La médiatisation de la peur
Nous vivons dans un monde ultra-médiatisé, et la peur fait vendre du papier. Les gens sont prêts à tout accepter, sans sens critique, si le message qu’ils reçoivent correspond à ce qu’ils désirent entendre, ou ce qu’ils craignent. Or, au jeu de la crainte déraisonnée, les ONG sont très fortes. Conséquence de quoi, le charlatanisme a de beaux jours devant lui. Mais hélas, la fabrique de la peur ne s’arrête pas à la porte des devins de mauvais augure : la télévision d’État reprend ces discours alarmants à son compte. Plus grave encore, le gouvernement français (et d’autres, soyons justes) laisse entendre, en condamnant la réautorisation de Bruxelles du glyphosate, que les agences gouvernementales seraient moins crédibles que des ONG. Dans ce cas, à quoi servent-elles ? Faisons-en l’économie puisque nous n’avons pas l’intention de les écouter !
Afin de faire taire les polémiques, l’EFSA a d’ailleurs accepté de fournir un plafond d’exposition au produit en se basant sur la seule étude à charge, celle qui avait donné lieu à la publication du CIRC. Elle propose 0,5 mg/kg de masse corporelle par repas (soit 25 mg pour une personne de 50 kg, ce qui correspond à une considérable quantité de nourriture) comme plafond de résidu dans les aliments et 0,1 pour les utilisateurs, c’est-à-dire ceux qui épandent le glyphosate. Mais il semble que ça ne suffise pas aux ayatollahs du « tout naturel » qui ignorent que les solutions qu’ils préconisent ne sont pas forcément moins nocives que les solutions industrielles.
Tout est potentiellement dangereux
Notre président invoque le principe de précaution pour interdire purement et simplement un produit que toutes les agences du monde considèrent comme sans danger. À ce compte-là, tout est potentiellement dangereux et le contraire est totalement improuvable. Il faut donc purement et simplement arrêter de se nourrir, ce qui n’ira pas sans poser d’autres sortes de problèmes.

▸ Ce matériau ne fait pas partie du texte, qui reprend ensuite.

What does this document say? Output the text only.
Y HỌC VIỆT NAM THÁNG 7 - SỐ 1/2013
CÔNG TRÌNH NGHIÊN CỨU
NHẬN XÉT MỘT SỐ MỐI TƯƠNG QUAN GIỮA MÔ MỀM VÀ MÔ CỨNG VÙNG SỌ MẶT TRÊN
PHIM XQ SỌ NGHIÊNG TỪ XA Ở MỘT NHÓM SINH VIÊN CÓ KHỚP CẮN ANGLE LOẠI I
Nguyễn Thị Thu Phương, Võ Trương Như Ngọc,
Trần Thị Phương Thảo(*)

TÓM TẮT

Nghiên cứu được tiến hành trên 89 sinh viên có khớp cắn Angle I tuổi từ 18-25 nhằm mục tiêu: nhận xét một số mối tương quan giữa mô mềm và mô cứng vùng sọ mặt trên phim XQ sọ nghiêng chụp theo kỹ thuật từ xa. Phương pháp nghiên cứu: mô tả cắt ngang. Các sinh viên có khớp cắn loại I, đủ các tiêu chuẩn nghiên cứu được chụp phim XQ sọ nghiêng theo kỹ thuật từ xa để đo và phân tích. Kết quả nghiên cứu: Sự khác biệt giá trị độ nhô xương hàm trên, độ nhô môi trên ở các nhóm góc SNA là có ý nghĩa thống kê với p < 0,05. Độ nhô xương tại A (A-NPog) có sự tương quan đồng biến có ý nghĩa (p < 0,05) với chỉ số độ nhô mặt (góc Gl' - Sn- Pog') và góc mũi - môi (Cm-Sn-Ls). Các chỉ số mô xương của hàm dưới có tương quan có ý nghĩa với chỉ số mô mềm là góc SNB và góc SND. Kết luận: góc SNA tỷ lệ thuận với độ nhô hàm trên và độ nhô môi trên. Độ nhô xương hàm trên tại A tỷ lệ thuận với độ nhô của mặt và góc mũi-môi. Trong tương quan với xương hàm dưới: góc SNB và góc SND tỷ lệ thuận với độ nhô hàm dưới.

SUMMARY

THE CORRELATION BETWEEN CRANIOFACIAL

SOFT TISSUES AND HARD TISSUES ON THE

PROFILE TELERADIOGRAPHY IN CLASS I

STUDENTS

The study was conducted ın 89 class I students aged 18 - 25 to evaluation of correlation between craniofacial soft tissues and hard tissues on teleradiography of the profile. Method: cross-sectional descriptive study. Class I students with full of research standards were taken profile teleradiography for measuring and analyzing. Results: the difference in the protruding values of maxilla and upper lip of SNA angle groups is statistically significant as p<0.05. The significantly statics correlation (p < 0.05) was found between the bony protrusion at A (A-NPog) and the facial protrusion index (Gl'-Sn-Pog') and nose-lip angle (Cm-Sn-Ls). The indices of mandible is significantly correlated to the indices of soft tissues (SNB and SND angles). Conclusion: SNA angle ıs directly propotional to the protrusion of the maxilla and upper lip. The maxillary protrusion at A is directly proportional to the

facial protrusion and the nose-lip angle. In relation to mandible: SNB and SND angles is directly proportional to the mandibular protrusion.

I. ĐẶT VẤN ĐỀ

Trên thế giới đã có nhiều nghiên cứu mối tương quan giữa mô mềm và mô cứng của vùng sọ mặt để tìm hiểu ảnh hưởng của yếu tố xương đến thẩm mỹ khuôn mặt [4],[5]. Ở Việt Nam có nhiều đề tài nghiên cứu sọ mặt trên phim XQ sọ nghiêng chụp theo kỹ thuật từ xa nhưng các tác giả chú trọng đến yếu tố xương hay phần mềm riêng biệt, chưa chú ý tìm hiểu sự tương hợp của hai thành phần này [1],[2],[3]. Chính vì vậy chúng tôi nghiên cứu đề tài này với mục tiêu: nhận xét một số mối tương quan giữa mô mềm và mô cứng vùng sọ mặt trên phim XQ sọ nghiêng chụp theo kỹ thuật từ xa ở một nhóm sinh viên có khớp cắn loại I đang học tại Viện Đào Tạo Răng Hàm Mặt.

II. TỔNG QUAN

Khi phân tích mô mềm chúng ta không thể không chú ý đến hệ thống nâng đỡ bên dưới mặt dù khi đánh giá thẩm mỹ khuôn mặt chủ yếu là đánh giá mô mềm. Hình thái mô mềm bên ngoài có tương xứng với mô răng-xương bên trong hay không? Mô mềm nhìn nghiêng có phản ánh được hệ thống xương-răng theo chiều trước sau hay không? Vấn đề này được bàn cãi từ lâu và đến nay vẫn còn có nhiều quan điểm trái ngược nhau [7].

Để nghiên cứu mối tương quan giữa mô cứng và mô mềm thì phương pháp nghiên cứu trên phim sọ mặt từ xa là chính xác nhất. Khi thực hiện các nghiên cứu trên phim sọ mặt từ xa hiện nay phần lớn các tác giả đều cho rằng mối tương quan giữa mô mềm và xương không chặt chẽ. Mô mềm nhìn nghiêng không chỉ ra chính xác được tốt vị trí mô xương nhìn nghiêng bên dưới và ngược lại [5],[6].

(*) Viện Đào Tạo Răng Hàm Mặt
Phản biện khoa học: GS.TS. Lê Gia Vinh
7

C’est d’autant plus curieux qu’Emmanuel Macron passe son temps à se dire européiste, à tel point qu’il est même prêt à renoncer à l’armée française pour une armée européenne (peut-être a-t-il un peu peur de nos généraux qu’il malmène inconsidérément) et qu’il plaide pour une Europe supra nationale. Alors s’il croit tant à la suprématie des institutions européennes, pourquoi réclame-t-il des interdictions basées sur les croyances de son ministre et non sur des études scientifiques ?
La tyrannie du pathos
Notre président fonctionne-t-il au pathos, à l’irrationnel ? Il sera toujours impossible de dire qu’un produit n’est jamais toxique pour personne, en aucune circonstance, même en quantités infimes : comment le prouver ? Tant qu’on n’a pas vu quelqu’un tomber malade, peut-on prédire que ça n’arrivera jamais ? Et inversement si un cas se présente, pourra-t-on prouver de façon certaine que la cause de sa maladie n’est pas liée au produit concerné ?
Raisonner autrement qu’avec son cerveau, faire interdire un produit par « précaution » peut partir de très bonnes intentions, mais ce sont précisément ce genre d’intentions qui pavent l’enfer.